I think The Lost Weekend (Ray Milland?) was much scarier taking us to another "world" of nightmares.
Cheers and I await Biutiful with baited breath. see..off topic :-)
The Academy Awards will disagree with you on that one!
overrated, are you smoking something? other than weed?....or maybe you should be smoking something and then re-watch it.....because it get's better after the second viewing and it makes more sense....trust me, the hype, i thought would ruin the movive, but it lived up to it and then some..
Btw, the comment on casting (Ellen Page) was spot on!
It's one of the BEST films I saw last year.
I saw it twice in IMAX.
I consider it a "Thinking Man's Action film".
That's not to put people down who either didn't understand it, or found it too dense.
It's just the only way I could describe it.
And I know there's been tons of criticism in regards to Ellen Page's role. I had issues with her character the first time I saw it. After my second viewing, I came to the conclusion that Page was OUR way in this "puzzle" as the audience. The male characters already had the multi-level mental experiences. She (like the audience) had not as of yet.
To me, the movie is brilliant as it pertains to the character Cobb's point of view. Admittedly, there's a lot of stuff going on in this movie, so it's easy to get lost. As much fun as I had getting lost the first time, I had an even more rewarding experience watching the film a second time as I began to see that the film was really focusing on Cobb. A case can be made...and has been...that this is really his story. But that's another interesting (perhaps pretentious...but still fun) discussion.
I love a good challenge from a movie...which is, frankly, a rare occurrence. So I love this movie.
I hate video games, by the way.
I think you give a very sensible appraisal of the movie.
Guess what. You can't go into people's brains. And anyway, the inside of people's brains doesn't look like a movie. (You actually don't wanna go there.)

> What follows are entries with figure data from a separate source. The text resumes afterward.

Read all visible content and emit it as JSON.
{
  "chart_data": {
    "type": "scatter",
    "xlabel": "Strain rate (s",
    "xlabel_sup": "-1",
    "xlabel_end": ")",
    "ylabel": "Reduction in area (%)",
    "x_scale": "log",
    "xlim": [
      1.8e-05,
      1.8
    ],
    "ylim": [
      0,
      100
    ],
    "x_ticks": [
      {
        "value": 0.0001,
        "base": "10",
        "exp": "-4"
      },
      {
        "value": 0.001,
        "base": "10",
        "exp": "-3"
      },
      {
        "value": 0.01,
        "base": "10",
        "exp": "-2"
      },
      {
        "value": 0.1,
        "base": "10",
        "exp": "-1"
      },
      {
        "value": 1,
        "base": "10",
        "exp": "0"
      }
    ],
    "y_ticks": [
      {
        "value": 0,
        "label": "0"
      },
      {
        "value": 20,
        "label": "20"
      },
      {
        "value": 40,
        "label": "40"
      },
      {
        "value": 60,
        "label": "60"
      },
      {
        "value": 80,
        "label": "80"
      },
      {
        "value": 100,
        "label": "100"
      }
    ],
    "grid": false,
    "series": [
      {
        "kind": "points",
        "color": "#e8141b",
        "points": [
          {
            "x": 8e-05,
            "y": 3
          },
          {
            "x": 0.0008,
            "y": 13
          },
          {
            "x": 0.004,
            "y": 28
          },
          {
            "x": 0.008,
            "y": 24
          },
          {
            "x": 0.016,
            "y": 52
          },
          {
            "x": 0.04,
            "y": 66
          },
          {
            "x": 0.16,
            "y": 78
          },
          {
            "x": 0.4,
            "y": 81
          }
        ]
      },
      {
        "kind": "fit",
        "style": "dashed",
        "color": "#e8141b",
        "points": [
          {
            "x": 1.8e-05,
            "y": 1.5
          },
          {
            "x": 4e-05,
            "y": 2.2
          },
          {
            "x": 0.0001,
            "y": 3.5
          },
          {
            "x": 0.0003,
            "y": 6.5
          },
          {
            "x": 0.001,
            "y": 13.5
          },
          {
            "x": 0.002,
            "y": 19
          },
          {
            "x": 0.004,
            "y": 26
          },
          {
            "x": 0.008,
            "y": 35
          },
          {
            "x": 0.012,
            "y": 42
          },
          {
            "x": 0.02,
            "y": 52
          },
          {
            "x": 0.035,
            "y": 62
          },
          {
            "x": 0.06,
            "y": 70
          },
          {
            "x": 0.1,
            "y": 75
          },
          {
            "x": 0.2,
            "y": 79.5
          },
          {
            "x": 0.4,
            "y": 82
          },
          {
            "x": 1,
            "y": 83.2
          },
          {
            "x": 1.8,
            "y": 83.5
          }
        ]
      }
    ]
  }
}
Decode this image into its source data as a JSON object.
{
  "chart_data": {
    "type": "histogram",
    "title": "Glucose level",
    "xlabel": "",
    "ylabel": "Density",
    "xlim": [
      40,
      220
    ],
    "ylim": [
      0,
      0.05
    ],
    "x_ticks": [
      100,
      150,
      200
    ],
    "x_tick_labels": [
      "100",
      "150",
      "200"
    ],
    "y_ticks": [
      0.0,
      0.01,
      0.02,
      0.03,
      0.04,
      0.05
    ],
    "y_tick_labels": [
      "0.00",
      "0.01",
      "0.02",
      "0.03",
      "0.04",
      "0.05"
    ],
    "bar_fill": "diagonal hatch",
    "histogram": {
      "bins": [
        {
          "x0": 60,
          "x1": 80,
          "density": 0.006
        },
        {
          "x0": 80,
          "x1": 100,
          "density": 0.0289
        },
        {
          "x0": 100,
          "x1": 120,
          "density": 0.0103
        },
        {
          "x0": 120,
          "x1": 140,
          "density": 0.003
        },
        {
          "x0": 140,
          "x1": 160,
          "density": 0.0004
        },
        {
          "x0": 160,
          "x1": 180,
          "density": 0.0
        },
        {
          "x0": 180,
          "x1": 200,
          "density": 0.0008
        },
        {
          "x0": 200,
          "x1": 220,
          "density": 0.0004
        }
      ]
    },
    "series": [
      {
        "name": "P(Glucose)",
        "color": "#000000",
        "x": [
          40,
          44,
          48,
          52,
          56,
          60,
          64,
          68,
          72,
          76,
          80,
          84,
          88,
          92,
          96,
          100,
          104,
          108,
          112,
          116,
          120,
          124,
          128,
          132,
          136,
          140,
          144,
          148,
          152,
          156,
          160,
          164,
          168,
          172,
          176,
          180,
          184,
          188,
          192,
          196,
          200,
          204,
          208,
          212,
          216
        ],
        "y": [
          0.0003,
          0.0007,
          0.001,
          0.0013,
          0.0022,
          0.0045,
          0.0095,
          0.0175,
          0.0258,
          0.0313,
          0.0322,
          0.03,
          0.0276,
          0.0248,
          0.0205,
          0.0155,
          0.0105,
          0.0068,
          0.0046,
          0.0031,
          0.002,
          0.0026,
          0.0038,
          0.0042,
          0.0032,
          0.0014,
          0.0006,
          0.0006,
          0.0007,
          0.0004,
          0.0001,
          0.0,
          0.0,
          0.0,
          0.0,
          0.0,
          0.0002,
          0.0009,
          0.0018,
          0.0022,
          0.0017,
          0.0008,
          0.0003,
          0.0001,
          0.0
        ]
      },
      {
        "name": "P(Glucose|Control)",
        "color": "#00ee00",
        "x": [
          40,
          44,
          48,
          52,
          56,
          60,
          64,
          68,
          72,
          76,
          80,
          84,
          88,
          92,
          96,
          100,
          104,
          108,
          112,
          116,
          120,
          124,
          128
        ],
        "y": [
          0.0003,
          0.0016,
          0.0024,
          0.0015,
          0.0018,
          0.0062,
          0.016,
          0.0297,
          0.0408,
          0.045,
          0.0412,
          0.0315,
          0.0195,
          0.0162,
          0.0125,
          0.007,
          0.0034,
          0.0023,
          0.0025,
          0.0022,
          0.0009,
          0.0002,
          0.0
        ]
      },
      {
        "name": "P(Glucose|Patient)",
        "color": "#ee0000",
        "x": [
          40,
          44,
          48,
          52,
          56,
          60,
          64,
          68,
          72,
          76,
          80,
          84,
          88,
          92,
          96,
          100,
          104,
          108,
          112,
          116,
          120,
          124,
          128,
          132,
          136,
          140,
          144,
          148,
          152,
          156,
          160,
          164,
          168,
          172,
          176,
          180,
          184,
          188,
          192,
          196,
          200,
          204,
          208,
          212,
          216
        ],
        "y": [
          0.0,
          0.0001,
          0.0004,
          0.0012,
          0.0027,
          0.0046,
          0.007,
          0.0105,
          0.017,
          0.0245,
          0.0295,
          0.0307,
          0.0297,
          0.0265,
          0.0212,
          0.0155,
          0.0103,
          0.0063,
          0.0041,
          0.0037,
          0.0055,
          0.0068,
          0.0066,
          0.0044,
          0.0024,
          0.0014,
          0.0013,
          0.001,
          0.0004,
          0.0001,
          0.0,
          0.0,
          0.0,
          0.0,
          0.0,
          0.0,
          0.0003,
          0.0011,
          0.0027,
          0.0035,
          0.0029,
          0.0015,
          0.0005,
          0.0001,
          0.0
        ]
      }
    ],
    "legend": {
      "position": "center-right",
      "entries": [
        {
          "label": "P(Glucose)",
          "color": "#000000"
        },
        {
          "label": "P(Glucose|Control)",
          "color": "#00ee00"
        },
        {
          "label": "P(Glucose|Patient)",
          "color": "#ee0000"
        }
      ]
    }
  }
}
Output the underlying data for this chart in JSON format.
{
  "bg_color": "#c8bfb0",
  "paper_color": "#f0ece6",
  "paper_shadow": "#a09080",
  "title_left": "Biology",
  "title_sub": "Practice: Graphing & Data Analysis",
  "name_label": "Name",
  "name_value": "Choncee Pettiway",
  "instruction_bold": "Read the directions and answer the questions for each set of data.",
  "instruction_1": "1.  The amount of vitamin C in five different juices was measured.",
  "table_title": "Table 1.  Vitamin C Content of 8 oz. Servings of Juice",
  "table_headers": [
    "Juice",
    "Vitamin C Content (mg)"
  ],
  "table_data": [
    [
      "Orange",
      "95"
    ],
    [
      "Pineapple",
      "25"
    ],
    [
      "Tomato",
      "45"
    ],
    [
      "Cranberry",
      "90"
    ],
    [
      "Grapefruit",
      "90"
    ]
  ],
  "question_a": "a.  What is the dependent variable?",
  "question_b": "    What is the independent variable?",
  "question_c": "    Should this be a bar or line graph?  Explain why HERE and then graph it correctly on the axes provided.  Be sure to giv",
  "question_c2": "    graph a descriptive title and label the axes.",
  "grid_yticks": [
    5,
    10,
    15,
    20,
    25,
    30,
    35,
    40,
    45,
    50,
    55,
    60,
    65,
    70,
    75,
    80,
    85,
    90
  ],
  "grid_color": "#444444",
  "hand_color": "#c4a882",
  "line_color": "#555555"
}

But filmmakers who went to film school don't care about anything involving thinking. Especiallly about reality. They care about, and are taught to care about, "visuals." And so they build entire movies around awesome "visuals," instead of plots that make sense or have some basis in what actually happens out there in what is still (unaccountably, even though it is more and more populated with willing hallucinators) denominated "the real world."
What if they made a movie about actual people trying to get along in the actual world? . . . Nobody would come. An entire society ineluctably lost in mad fantasy worlds bodes well for our future, n'est pas?
And, as for John Farr, reviewing a movie on DVD is the same as critiquing a painting from a picture book. Not how it was intended to be experienced. You start out removed from the actual theatrical experience that comprises the medium, and after assimilating enough hype that no event could live up to, you choose to pass judgement on something which you admit you do not understand, but which others did.
I am not defending Inception or big budget movies. I do reject the intellectually empty exercise of reviewing what the producers of the film presented as the cinematic equivalent of a roller coaster ride (and nothing more) as a potential classic because of a few hyperbolic comments you encountered.
gee- given the fact that more and more people are watching movies at home, this does not bode well for the medium.